When I write, I need to reference other people. Each of the thinkers that have influenced me have put ideas out into the world for others to take and do what they will. There is no pretending for me that my thoughts are only my own. It is just the unique, swirling combination of my experiences and my days. 

The Result
The trouble is none of this is possible if we don’t share our thoughts and our work. 

You have to make yourself available and vulnerable in a completely human way. It’s terrifying and exciting all at once. And it requires you to sort out your thoughts and make something.

Blackout poet and author Austin Kleon takes the creative process to heart. While inspiration or genius, or whatever you may call it, may not come every time we sit down, Kleon believes in the process of delivering and publishing work constantly to draw that genius closer. Sometimes it hits, sometimes it doesn’t. 

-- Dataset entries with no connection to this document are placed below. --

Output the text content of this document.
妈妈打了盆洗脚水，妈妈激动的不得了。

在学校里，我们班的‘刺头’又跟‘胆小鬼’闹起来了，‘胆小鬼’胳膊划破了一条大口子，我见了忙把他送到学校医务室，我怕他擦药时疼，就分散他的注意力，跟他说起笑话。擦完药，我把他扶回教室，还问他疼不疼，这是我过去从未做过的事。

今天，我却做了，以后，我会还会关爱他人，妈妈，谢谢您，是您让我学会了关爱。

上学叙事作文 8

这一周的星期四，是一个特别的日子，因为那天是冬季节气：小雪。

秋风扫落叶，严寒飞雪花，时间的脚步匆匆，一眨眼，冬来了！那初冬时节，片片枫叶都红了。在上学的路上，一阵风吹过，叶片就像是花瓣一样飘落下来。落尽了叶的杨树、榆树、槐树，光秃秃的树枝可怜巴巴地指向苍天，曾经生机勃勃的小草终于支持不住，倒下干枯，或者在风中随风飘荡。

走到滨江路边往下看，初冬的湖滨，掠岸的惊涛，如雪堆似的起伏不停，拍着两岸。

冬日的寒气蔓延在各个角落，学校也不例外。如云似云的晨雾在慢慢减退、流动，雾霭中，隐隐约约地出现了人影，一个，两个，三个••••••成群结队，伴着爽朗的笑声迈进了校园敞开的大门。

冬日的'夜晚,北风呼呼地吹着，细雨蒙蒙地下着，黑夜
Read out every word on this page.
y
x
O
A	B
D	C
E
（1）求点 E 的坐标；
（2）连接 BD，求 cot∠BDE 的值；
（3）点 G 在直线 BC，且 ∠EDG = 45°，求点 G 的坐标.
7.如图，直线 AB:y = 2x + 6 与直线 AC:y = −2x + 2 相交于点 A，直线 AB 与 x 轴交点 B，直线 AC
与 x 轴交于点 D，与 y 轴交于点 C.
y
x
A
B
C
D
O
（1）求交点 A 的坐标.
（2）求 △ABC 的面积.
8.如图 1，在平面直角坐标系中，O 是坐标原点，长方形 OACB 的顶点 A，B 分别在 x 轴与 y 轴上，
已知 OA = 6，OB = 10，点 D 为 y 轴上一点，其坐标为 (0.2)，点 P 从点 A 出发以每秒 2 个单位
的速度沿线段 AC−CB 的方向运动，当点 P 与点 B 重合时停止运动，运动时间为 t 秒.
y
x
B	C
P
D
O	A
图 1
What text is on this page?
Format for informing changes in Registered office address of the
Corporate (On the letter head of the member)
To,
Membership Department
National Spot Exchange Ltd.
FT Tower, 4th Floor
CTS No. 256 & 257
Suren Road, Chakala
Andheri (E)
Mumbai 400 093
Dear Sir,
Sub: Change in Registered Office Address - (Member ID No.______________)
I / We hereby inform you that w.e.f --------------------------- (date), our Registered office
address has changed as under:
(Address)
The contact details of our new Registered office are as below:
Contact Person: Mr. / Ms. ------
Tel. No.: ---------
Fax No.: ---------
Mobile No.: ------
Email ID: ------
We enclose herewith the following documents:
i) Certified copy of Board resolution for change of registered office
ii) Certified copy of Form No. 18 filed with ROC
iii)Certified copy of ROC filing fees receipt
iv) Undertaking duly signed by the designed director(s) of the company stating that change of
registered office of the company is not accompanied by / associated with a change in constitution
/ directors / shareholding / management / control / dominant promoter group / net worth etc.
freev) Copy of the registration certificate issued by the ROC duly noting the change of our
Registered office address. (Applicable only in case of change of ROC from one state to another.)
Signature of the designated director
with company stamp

We're meant to do this. Idea sex is the new evolution. As psychedelic explorer Terence McKenna put it, biological evolution ended with language. We have transformed the landscape of the world with our idea sex. And the more we come together, the more complex we get. Matt Ridley points out in his brilliant TED talk that no single person in this world knows how to make a pencil, much less a computer mouse. Comedian Joe Rogan considers the sophisticated level of which our world operates by asking, "If I left you alone in the woods with a hatchet, how long before you can send me an email?" We are nothing without one another because there is no artist without audience. There is no artist without art.

Nothing is original. Nothing is instant. So go have idea sex and you’re sure to change the world in the process.